The aerosolized e-liquid used in vape pens can cover teeth with a sugary, sticky film that promotes bacterial growth—like sucking on a lollipop going to bed—said Dr. Karina Irusa, study author and assistant professor of comprehensive care at Tufts University School of Dental Medicine.
Adding artificial sweeteners and flavorings to the sticky aerosol can create the perfect breeding ground for tooth decay. “The sugar is what the bacteria feed on,” said Irusa.
The new study, published Wednesday in the Journal of the American Dental Association, is considered preliminary and does not prove that vaping causes tooth decay.
But because e-cigarette use among teens is so prevalent — 2.5 million teens vape in the United States alone — the possibility that it could increase the risk of tooth decay in this generation is worrying, said experts looking at vaping among young people.

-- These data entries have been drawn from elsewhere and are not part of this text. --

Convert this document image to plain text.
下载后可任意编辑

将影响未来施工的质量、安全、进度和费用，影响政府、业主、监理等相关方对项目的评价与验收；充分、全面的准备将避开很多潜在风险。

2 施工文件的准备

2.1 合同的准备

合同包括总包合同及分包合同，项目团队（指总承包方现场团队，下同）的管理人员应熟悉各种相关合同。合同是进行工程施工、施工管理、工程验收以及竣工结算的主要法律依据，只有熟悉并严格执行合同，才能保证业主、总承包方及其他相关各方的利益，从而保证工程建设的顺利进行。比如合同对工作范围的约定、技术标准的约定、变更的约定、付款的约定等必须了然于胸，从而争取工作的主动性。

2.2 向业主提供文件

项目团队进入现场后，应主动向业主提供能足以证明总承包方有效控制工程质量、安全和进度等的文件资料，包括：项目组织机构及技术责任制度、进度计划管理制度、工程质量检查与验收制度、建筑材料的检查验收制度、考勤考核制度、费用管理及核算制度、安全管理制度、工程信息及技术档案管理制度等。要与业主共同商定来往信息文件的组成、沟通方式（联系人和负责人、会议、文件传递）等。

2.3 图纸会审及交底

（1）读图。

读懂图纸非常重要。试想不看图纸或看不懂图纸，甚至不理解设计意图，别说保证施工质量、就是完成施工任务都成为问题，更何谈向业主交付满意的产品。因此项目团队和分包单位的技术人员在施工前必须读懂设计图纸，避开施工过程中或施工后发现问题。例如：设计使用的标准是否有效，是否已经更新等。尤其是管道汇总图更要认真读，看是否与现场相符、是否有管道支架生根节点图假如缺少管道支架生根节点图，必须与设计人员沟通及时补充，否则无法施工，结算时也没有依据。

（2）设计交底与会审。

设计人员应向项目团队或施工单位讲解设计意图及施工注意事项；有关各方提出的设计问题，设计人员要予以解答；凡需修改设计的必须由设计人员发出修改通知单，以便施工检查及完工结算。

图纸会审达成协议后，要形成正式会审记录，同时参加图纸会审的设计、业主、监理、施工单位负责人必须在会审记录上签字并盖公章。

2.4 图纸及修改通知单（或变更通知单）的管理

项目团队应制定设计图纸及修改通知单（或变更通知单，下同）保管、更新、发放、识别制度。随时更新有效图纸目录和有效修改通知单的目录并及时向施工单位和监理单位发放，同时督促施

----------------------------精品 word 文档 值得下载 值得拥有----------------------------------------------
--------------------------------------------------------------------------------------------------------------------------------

The stickiness of the aerosol could be the main culprit.”
“We know that young people vape 24/7,” said Bonnie Halpern-Felsher, professor of pediatrics at Stanford University School of Medicine. “Teens told us anecdotally that they’ll wake up in the middle of the night and take blows,” said Halpern-Felsher, who was not involved in the new study. “They keep their vaping product under their pillow and vape all night.”
Tufts research focused primarily on adult patients who wanted to be treated at the school’s dental clinic. Of 13,216 patients, only 136 said they had vaped.
Many patients have already been considered to be at high risk of tooth decay due to factors such as diet or other oral health issues.
Among these high-risk patients, according to Irusa, e-cigarette users had a “significantly” higher risk of developing tooth decay than those who did not vape.
The Tufts researchers suggested that people who vape may need specialized treatments, such as prescription fluoride toothpaste and mouthwash.
Previous research by Irusa’s team suggested that tooth decay associated with e-cigarette use can develop in an unusual area: on the tips of the front teeth.
“These areas are generally not affected because they are easier to clean. They’re more accessible,” said Irusa. “I think the stickiness of the aerosol could be the main culprit.”
“We thought that was exactly what would happen,” said Dr. Purnima Kumar, chair of the Department of Periodontics and Oral Medicine at the University of Michigan School of Dentistry and spokeswoman for the American Dental Association.
Kumar wasn’t involved in the new study, but published separate research in 2020 that found that e-cigarette use completely and rapidly changed a person’s oral microbiome.
“Within six months of use, these people had changed their oral health profile on a molecular level,” said Kumar. “There were changes that we would only see after five years of smoking normal cigarettes.”
E-cigarette users had different types of oral bacteria that thrive on heated e-liquid ingredients such as propylene glycol and vegetable glycerin, which give vapes nicotine and sweet flavors.